The agreements allow FTX to use its assets to reimburse customers of the cryptocurrency exchange, before paying potentially competing demands from government regulators. FTX plans to refund 98 percent of its customers — those who held $50,000 or less in the exchange — within 60 days of the plan’s effective date, which has yet to be determined.

Once among the top cryptocurrency exchanges in the world, FTX collapsed after news broke that founder Sam Bankman-Fried took money from clients to pay off risky bets made by his hedge fund, Alameda Research. Bankman-Fried was sentenced in March to 25 years in prison for stealing from FTX customers and has appealed his conviction.

FTX continues to discuss with the US Department of Justice over $1 billion the government seized during the Bankman-Fried prosecution. FTX shareholders, who would normally receive nothing in a bankruptcy proceeding, could receive up to $230 million in funds seized by the DOJ, according to court documents.

FTX estimated it would have between $14.7 billion and $16.5 billion available to repay creditors, enough to pay customers at least 118 percent of the value of their accounts starting in November 2022, when the company filed for bankruptcy.

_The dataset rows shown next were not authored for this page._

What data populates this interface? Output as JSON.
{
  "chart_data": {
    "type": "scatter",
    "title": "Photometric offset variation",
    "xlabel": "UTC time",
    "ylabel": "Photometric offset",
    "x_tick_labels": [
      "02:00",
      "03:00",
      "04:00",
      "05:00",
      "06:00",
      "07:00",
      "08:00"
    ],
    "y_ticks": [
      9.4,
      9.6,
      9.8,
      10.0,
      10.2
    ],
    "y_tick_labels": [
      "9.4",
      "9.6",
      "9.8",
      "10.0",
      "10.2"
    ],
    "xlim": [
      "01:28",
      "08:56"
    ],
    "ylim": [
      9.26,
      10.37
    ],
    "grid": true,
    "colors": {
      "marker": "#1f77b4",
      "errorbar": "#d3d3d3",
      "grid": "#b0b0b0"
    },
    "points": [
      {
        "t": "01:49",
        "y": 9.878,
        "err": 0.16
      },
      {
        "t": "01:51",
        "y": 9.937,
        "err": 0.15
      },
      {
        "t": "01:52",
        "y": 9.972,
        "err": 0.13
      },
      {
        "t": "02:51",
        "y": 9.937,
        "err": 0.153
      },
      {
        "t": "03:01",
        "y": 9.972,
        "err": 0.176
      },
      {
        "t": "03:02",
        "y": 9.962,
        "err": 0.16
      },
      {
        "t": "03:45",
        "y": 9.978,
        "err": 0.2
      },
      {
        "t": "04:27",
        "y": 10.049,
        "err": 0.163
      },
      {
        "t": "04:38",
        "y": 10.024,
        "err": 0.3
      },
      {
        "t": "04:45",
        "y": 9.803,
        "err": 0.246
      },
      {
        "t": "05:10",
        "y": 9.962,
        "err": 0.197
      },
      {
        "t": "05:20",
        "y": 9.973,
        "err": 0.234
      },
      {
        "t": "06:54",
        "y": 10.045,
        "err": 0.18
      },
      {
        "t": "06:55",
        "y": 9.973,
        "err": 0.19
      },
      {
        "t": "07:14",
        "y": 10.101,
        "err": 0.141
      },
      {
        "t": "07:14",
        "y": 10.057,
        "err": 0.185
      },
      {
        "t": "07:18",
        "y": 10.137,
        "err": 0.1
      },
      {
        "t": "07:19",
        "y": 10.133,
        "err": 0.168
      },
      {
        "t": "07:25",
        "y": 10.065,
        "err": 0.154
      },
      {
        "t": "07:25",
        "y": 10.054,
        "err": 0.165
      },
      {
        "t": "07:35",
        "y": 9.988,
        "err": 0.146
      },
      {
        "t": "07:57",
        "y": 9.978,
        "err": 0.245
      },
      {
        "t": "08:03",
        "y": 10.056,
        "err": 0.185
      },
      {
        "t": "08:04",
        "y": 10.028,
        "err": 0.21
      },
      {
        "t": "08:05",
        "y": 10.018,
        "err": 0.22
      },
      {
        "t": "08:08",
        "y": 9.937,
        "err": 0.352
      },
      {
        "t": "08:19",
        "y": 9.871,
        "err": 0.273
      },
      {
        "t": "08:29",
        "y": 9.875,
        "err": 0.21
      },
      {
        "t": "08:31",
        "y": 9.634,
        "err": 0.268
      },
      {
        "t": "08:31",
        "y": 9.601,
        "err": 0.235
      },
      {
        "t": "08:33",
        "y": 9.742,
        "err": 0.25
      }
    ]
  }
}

US government agencies, including the Commodity Futures Trading Commission and the Internal Revenue Service, have agreed to let FTX prioritize refunding customers over fines and tax liabilities, and a liquidator appointed in the Bahamas has agreed to work with FTX after previously challenged the company’s authority to declare bankruptcy. in the USA

FTX said the outcome was a win for creditors, made possible by its ability to recover cash and crypto assets that disappeared during the company’s chaotic collapse. The company has also raised additional funds by selling other assets, including its investments in technology companies such as artificial intelligence startup Anthropic.

“Today’s achievement is only possible because of the experience and tireless work of the team of professionals supporting this case, who have recovered billions of dollars by rebuilding the FTX books from scratch and from there pooling assets from around the globe,” FTX CEO John Ray said in a statement Monday.

Clients had a mixed response to the plan, with many expressing disappointment that FTX’s demise had caused them to miss out on a strong rally in crypto prices since the market bottomed out in 2022. Some clients opposed the plan, demanding larger refunds, reflecting recent repayments. increases in cryptocurrency values.

David Adler, a lawyer representing four opposing creditors, said the price of one bitcoin, for example, has risen to more than $63,000 from its November 2022 price of $16,000. Customers who deposited bitcoin on the FTX exchange are finding it hard to accept FTX’s claim that they are getting a 100 percent recovery based on those lower prices from two years ago, Adler said.

FTX said it is not possible to simply return the crypto assets that customers have deposited because the customer assets have disappeared, misappropriated by Bankman-Fried.

At the time of the bankruptcy filing, FTX.com held just 0.1 percent of the bitcoin its customers believed they had deposited into the exchange, according to the company. One of FTX’s financial advisers, Steve Coverick, testified on Monday that it would be “exorbitantly expensive” to purchase billions of crypto assets on the open market to repay customers with the same types of cryptocurrencies they had before the bankruptcy.